Parents can also use this organized approach to teach virtues to their children, since The Virtue of Virtues may be taught one hour each night for one week, once a week for seven weeks, or once a month for seven months. Parents have the opportunity to teach their children individually or in a comfortable setting with other parents and children.
My job since 1977 to that point was writing for a newspaper, The Milford Daily News (under the name Linda Kearsley), as a correspondent and feature story writer for the neighboring Town of Mendon. I decided to answer the six questions every reporter needs to ask for a complete story: What?, Why?, How?, When?, Who? and Where?.

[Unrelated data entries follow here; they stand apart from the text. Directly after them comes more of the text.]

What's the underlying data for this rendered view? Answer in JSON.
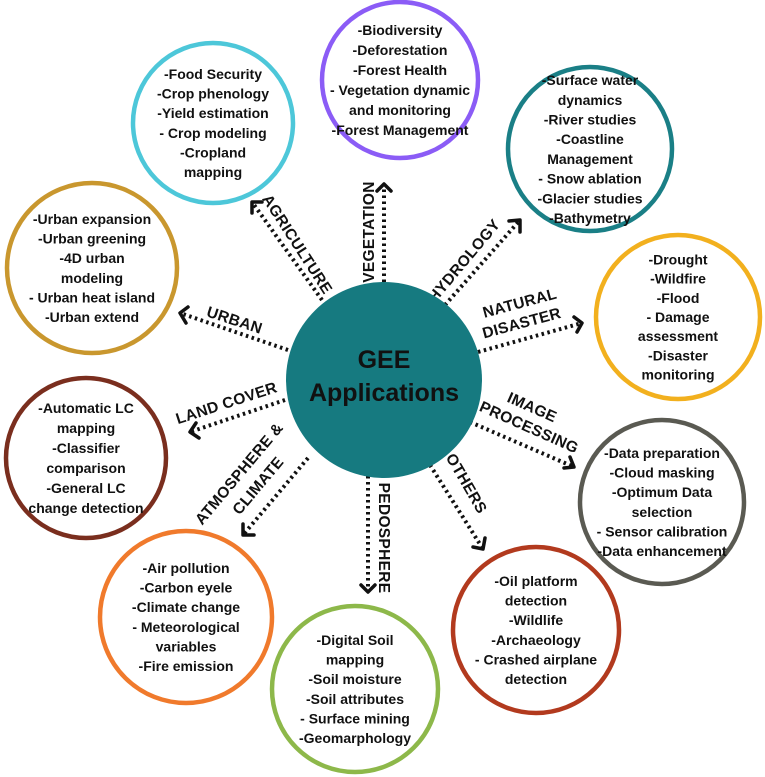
{
  "center": {
    "line1": "GEE",
    "line2": "Applications",
    "color": "#167A80"
  },
  "nodes": [
    {
      "category": "AGRICULTURE",
      "color": "#4DC7D9",
      "items": [
        "-Food Security",
        "-Crop phenology",
        "-Yield estimation",
        "- Crop modeling",
        "-Cropland",
        "mapping"
      ]
    },
    {
      "category": "VEGETATION",
      "color": "#8B5CF6",
      "items": [
        "-Biodiversity",
        "-Deforestation",
        "-Forest Health",
        "- Vegetation dynamic",
        "and monitoring",
        "-Forest Management"
      ]
    },
    {
      "category": "HYDROLOGY",
      "color": "#1A7F86",
      "items": [
        "-Surface water",
        "dynamics",
        "-River studies",
        "-Coastline",
        "Management",
        "- Snow ablation",
        "-Glacier studies",
        "-Bathymetry"
      ]
    },
    {
      "category": "URBAN",
      "color": "#C9972E",
      "items": [
        "-Urban expansion",
        "-Urban greening",
        "-4D urban",
        "modeling",
        "- Urban heat island",
        "-Urban extend"
      ]
    },
    {
      "category_lines": [
        "NATURAL",
        "DISASTER"
      ],
      "color": "#F2B01E",
      "items": [
        "-Drought",
        "-Wildfire",
        "-Flood",
        "- Damage",
        "assessment",
        "-Disaster",
        "monitoring"
      ]
    },
    {
      "category": "LAND COVER",
      "color": "#7A2E1E",
      "items": [
        "-Automatic LC",
        "mapping",
        "-Classifier",
        "comparison",
        "-General LC",
        "change detection"
      ]
    },
    {
      "category_lines": [
        "IMAGE",
        "PROCESSING"
      ],
      "color": "#5A5A52",
      "items": [
        "-Data preparation",
        "-Cloud masking",
        "-Optimum Data",
        "selection",
        "- Sensor calibration",
        "-Data enhancement"
      ]
    },
    {
      "category_lines": [
        "ATMOSPHERE &",
        "CLIMATE"
      ],
      "color": "#F07A2C",
      "items": [
        "-Air pollution",
        "-Carbon eyele",
        "-Climate change",
        "- Meteorological",
        "variables",
        "-Fire emission"
      ]
    },
    {
      "category": "PEDOSPHERE",
      "color": "#8DB84A",
      "items": [
        "-Digital Soil",
        "mapping",
        "-Soil moisture",
        "-Soil attributes",
        "- Surface mining",
        "-Geomarphology"
      ]
    },
    {
      "category": "OTHERS",
      "color": "#B23A1E",
      "items": [
        "-Oil platform",
        "detection",
        "-Wildlife",
        "-Archaeology",
        "- Crashed airplane",
        "detection"
      ]
    }
  ]
}
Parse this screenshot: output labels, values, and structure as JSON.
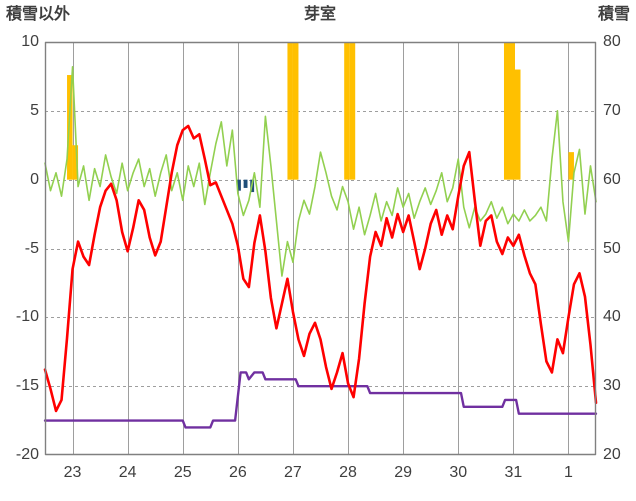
{
  "chart_data": {
    "type": "line",
    "title": "芽室",
    "grid": true,
    "legend": "none",
    "grid_color": "#9e9e9e",
    "border_color": "#808080",
    "text_color": "#3f3f3f",
    "left_axis": {
      "title": "積雪以外",
      "min": -20,
      "max": 10,
      "ticks": [
        10,
        5,
        0,
        -5,
        -10,
        -15,
        -20
      ]
    },
    "right_axis": {
      "title": "積雪",
      "min": 20,
      "max": 80,
      "ticks": [
        80,
        70,
        60,
        50,
        40,
        30,
        20
      ]
    },
    "x_axis": {
      "min": 0,
      "max": 10,
      "labels": [
        "23",
        "24",
        "25",
        "26",
        "27",
        "28",
        "29",
        "30",
        "31",
        "1"
      ]
    },
    "series": [
      {
        "name": "green-line",
        "color": "#92D050",
        "axis": "left",
        "width": 1.6,
        "x_start": 0,
        "x_step": 0.1,
        "values": [
          1.2,
          -0.8,
          0.5,
          -1.2,
          1.5,
          8.2,
          -0.5,
          1.0,
          -1.5,
          0.8,
          -0.5,
          1.8,
          0.2,
          -1.0,
          1.2,
          -0.8,
          0.5,
          1.5,
          -0.5,
          0.8,
          -1.2,
          0.5,
          1.8,
          -0.8,
          0.5,
          -1.5,
          1.0,
          -0.5,
          1.2,
          -1.8,
          0.5,
          2.6,
          4.2,
          1.0,
          3.6,
          -1.0,
          -2.6,
          -1.5,
          0.5,
          -2.0,
          4.6,
          1.0,
          -3.0,
          -7.0,
          -4.5,
          -6.0,
          -3.0,
          -1.5,
          -2.5,
          -0.5,
          2.0,
          0.5,
          -1.2,
          -2.2,
          -0.5,
          -1.6,
          -3.6,
          -2.0,
          -4.0,
          -2.6,
          -1.0,
          -3.0,
          -1.6,
          -2.6,
          -0.6,
          -2.0,
          -1.0,
          -2.8,
          -1.6,
          -0.6,
          -1.8,
          -0.8,
          0.5,
          -1.6,
          -0.6,
          1.5,
          -2.0,
          -3.5,
          -2.0,
          -3.0,
          -2.5,
          -1.6,
          -2.8,
          -2.0,
          -3.2,
          -2.5,
          -3.0,
          -2.2,
          -3.0,
          -2.6,
          -2.0,
          -3.0,
          1.5,
          5.0,
          -1.6,
          -4.5,
          0.5,
          2.2,
          -2.5,
          1.0,
          -1.6
        ]
      },
      {
        "name": "purple-line",
        "color": "#7030A0",
        "axis": "right",
        "width": 2.4,
        "points": [
          [
            0,
            25
          ],
          [
            2.5,
            25
          ],
          [
            2.55,
            24
          ],
          [
            3.0,
            24
          ],
          [
            3.05,
            25
          ],
          [
            3.45,
            25
          ],
          [
            3.55,
            32
          ],
          [
            3.65,
            32
          ],
          [
            3.7,
            31
          ],
          [
            3.8,
            32
          ],
          [
            3.95,
            32
          ],
          [
            4.0,
            31
          ],
          [
            4.55,
            31
          ],
          [
            4.6,
            30
          ],
          [
            5.85,
            30
          ],
          [
            5.9,
            29
          ],
          [
            7.55,
            29
          ],
          [
            7.6,
            27
          ],
          [
            8.3,
            27
          ],
          [
            8.35,
            28
          ],
          [
            8.55,
            28
          ],
          [
            8.6,
            26
          ],
          [
            10,
            26
          ]
        ]
      },
      {
        "name": "red-line",
        "color": "#FF0000",
        "axis": "left",
        "width": 2.6,
        "x_start": 0,
        "x_step": 0.1,
        "values": [
          -13.8,
          -15.2,
          -16.8,
          -16.0,
          -11.5,
          -6.5,
          -4.5,
          -5.6,
          -6.2,
          -4.0,
          -2.0,
          -0.8,
          -0.3,
          -1.5,
          -3.8,
          -5.2,
          -3.5,
          -1.5,
          -2.2,
          -4.2,
          -5.5,
          -4.5,
          -2.0,
          0.5,
          2.5,
          3.6,
          3.9,
          3.0,
          3.3,
          1.5,
          -0.4,
          -0.2,
          -1.2,
          -2.2,
          -3.2,
          -4.8,
          -7.2,
          -7.8,
          -4.6,
          -2.6,
          -5.2,
          -8.6,
          -10.8,
          -9.0,
          -7.2,
          -9.6,
          -11.6,
          -12.8,
          -11.2,
          -10.4,
          -11.6,
          -13.6,
          -15.2,
          -14.0,
          -12.6,
          -14.8,
          -15.8,
          -13.0,
          -9.0,
          -5.6,
          -3.8,
          -4.8,
          -2.8,
          -4.2,
          -2.5,
          -3.8,
          -2.6,
          -4.5,
          -6.5,
          -5.0,
          -3.2,
          -2.2,
          -4.0,
          -2.6,
          -3.6,
          -1.2,
          1.0,
          2.0,
          -1.5,
          -4.8,
          -3.0,
          -2.6,
          -4.5,
          -5.4,
          -4.2,
          -4.8,
          -4.0,
          -5.5,
          -6.8,
          -7.6,
          -10.5,
          -13.2,
          -14.0,
          -11.6,
          -12.6,
          -10.0,
          -7.6,
          -6.8,
          -8.5,
          -12.0,
          -16.2
        ]
      }
    ],
    "bars": [
      {
        "name": "orange-bars",
        "color": "#FFC000",
        "axis": "left",
        "width": 0.1,
        "items": [
          [
            0.45,
            7.6
          ],
          [
            0.55,
            2.5
          ],
          [
            4.45,
            10
          ],
          [
            4.55,
            10
          ],
          [
            5.48,
            10
          ],
          [
            5.58,
            10
          ],
          [
            8.38,
            10
          ],
          [
            8.48,
            10
          ],
          [
            8.58,
            8
          ],
          [
            9.55,
            2
          ]
        ]
      },
      {
        "name": "blue-bars",
        "color": "#1F4E79",
        "axis": "left",
        "width": 0.07,
        "items": [
          [
            3.52,
            -0.8
          ],
          [
            3.64,
            -0.6
          ],
          [
            3.76,
            -0.9
          ]
        ]
      }
    ]
  }
}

The What? section of each chapter refers to a current day fiction story, which deals with the lesson theme, and is followed by the Why? section that asks questions. How? is a written activity. When? opens the scriptures for the students, while Who? illustrates the message is meant for them. Each lesson concludes with Where? calling students to act out their faith here and now.

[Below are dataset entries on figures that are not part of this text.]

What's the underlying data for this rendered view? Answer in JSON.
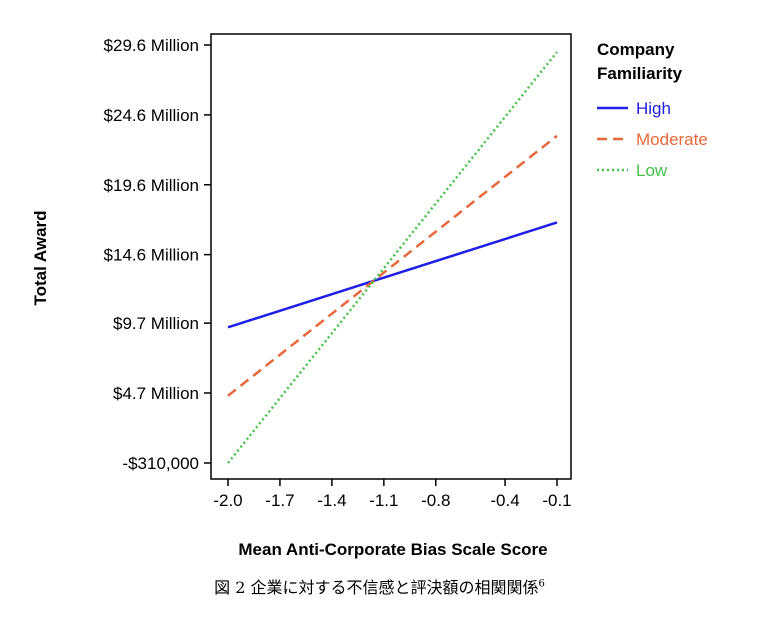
{
  "chart_data": {
    "type": "line",
    "xlabel": "Mean Anti-Corporate Bias Scale Score",
    "ylabel": "Total Award",
    "x_ticks": [
      -2.0,
      -1.7,
      -1.4,
      -1.1,
      -0.8,
      -0.4,
      -0.1
    ],
    "x_tick_labels": [
      "-2.0",
      "-1.7",
      "-1.4",
      "-1.1",
      "-0.8",
      "-0.4",
      "-0.1"
    ],
    "y_ticks": [
      -310000,
      4700000,
      9700000,
      14600000,
      19600000,
      24600000,
      29600000
    ],
    "y_tick_labels": [
      "-$310,000",
      "$4.7 Million",
      "$9.7 Million",
      "$14.6 Million",
      "$19.6 Million",
      "$24.6 Million",
      "$29.6 Million"
    ],
    "xlim": [
      -2.1,
      0.0
    ],
    "ylim": [
      -310000,
      29600000
    ],
    "grid": false,
    "legend": {
      "title_lines": [
        "Company",
        "Familiarity"
      ],
      "position": "right"
    },
    "series": [
      {
        "name": "High",
        "color": "#1f1fe6",
        "style": "solid",
        "x": [
          -2.0,
          -0.1
        ],
        "y": [
          9400000,
          16900000
        ]
      },
      {
        "name": "Moderate",
        "color": "#e8683a",
        "style": "dashed",
        "x": [
          -2.0,
          -0.1
        ],
        "y": [
          4500000,
          23100000
        ]
      },
      {
        "name": "Low",
        "color": "#44c24a",
        "style": "dotted",
        "x": [
          -2.0,
          -0.1
        ],
        "y": [
          -310000,
          29100000
        ]
      }
    ]
  },
  "caption": {
    "text": "図 2 企業に対する不信感と評決額の相関関係",
    "note": "6"
  }
}
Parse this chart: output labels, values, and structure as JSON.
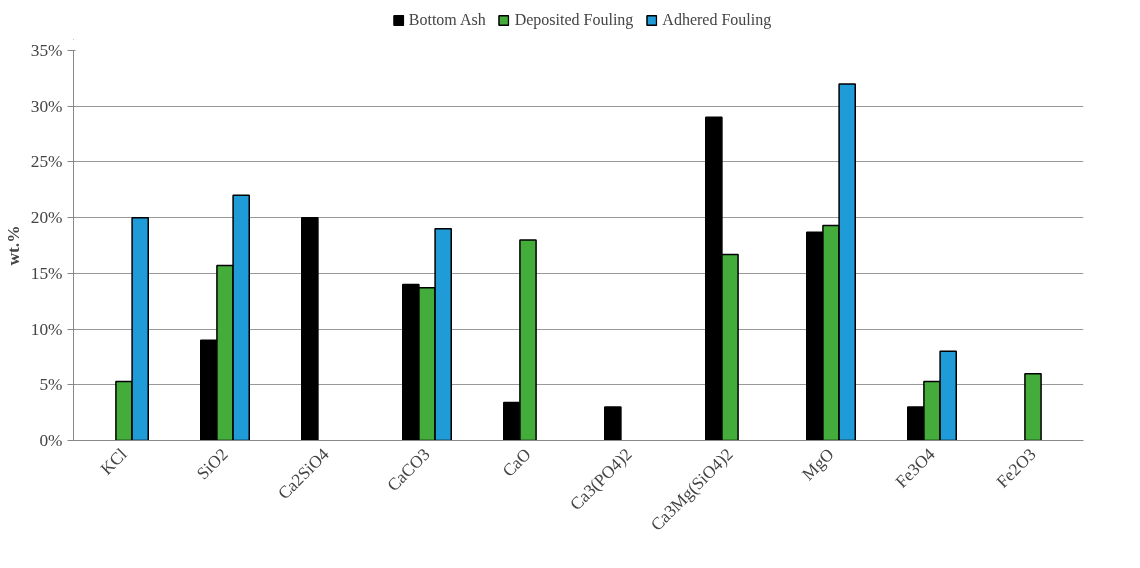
{
  "chart_data": {
    "type": "bar",
    "ylabel": "wt.%",
    "categories": [
      "KCl",
      "SiO2",
      "Ca2SiO4",
      "CaCO3",
      "CaO",
      "Ca3(PO4)2",
      "Ca3Mg(SiO4)2",
      "MgO",
      "Fe3O4",
      "Fe2O3"
    ],
    "series": [
      {
        "name": "Bottom Ash",
        "color": "#000000",
        "values": [
          null,
          9,
          20,
          14,
          3.4,
          3,
          29,
          18.7,
          3,
          null
        ]
      },
      {
        "name": "Deposited Fouling",
        "color": "#43ac3a",
        "values": [
          5.3,
          15.7,
          null,
          13.7,
          18,
          null,
          16.7,
          19.3,
          5.3,
          6
        ]
      },
      {
        "name": "Adhered Fouling",
        "color": "#1f9bd7",
        "values": [
          20,
          22,
          null,
          19,
          null,
          null,
          null,
          32,
          8,
          null
        ]
      }
    ],
    "ylim": [
      0,
      35
    ],
    "yticks": [
      {
        "value": 0,
        "label": "0%"
      },
      {
        "value": 5,
        "label": "5%"
      },
      {
        "value": 10,
        "label": "10%"
      },
      {
        "value": 15,
        "label": "15%"
      },
      {
        "value": 20,
        "label": "20%"
      },
      {
        "value": 25,
        "label": "25%"
      },
      {
        "value": 30,
        "label": "30%"
      },
      {
        "value": 35,
        "label": "35%"
      }
    ],
    "grid": "y",
    "legend": "top"
  }
}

This book is written with much love for our youth. Each of the seven lessons leads children to seek out God, who loves them, and to live out the virtues, as a way of returning their love for God.
The seven chapters are:
1. Theological Virtues
A. Faith
B. Hope
C. Love
2. Cardinal Virtues
A. Prudence
B. Justice
C. Fortitude
D. Temperance
3. Fruits Of The Holy Spirit
A. Charity (Love)
B. Joy
C. Peace
D. Patience
E. Kindness
F. Goodness
G. Endurance
H. Mildness
I. Faith
J. Modesty
K. Restraint
L. Chastity
4. Seven Capital Sins
A. Pride
B. Covetousness (Greed)
C. Lust
D. Anger
E. Gluttony
F. Envy
G. Sloth
5. The Opposite Virtues
A. Humility
B. Generosity
C. Chastity
D. Meekness
E. Temperance
F. Brotherly Love
G. Diligence
6. Friendship
A. Mutual Respect
B. Sincerity
C. Loyalty
D. Faithfulness
E. Honesty
F. Purity
G. Self-esteem
7. Decision Making
A. Free Will
B. Coercion
C. Responsibility
D. Exploitation
E. Peer Pressure
F. Character
Teacher’s Objectives for each class are explained in the Appendix. Parents will also benefit from the Appendix at the conclusion of the book, which includes references to today’s Catechism of the Catholic Church dealing with virtues.
If there ever was a time when moral courage was on trial, it is today. We can do much to foster virtues in our youth, and in the process, strengthen these same virtues within ourselves. Virtues are the first stepping stones leading to mature character development.
Let us not shy away from teaching virtues to our children. Not one of us is perfect. We begin, or begin again, right where we are. Let us bloom where we are planted, in the garden of our homes, families, neighborhoods and parishes. This is a positive step we can take to instill wholesome goodness in a world in want and need of virtues.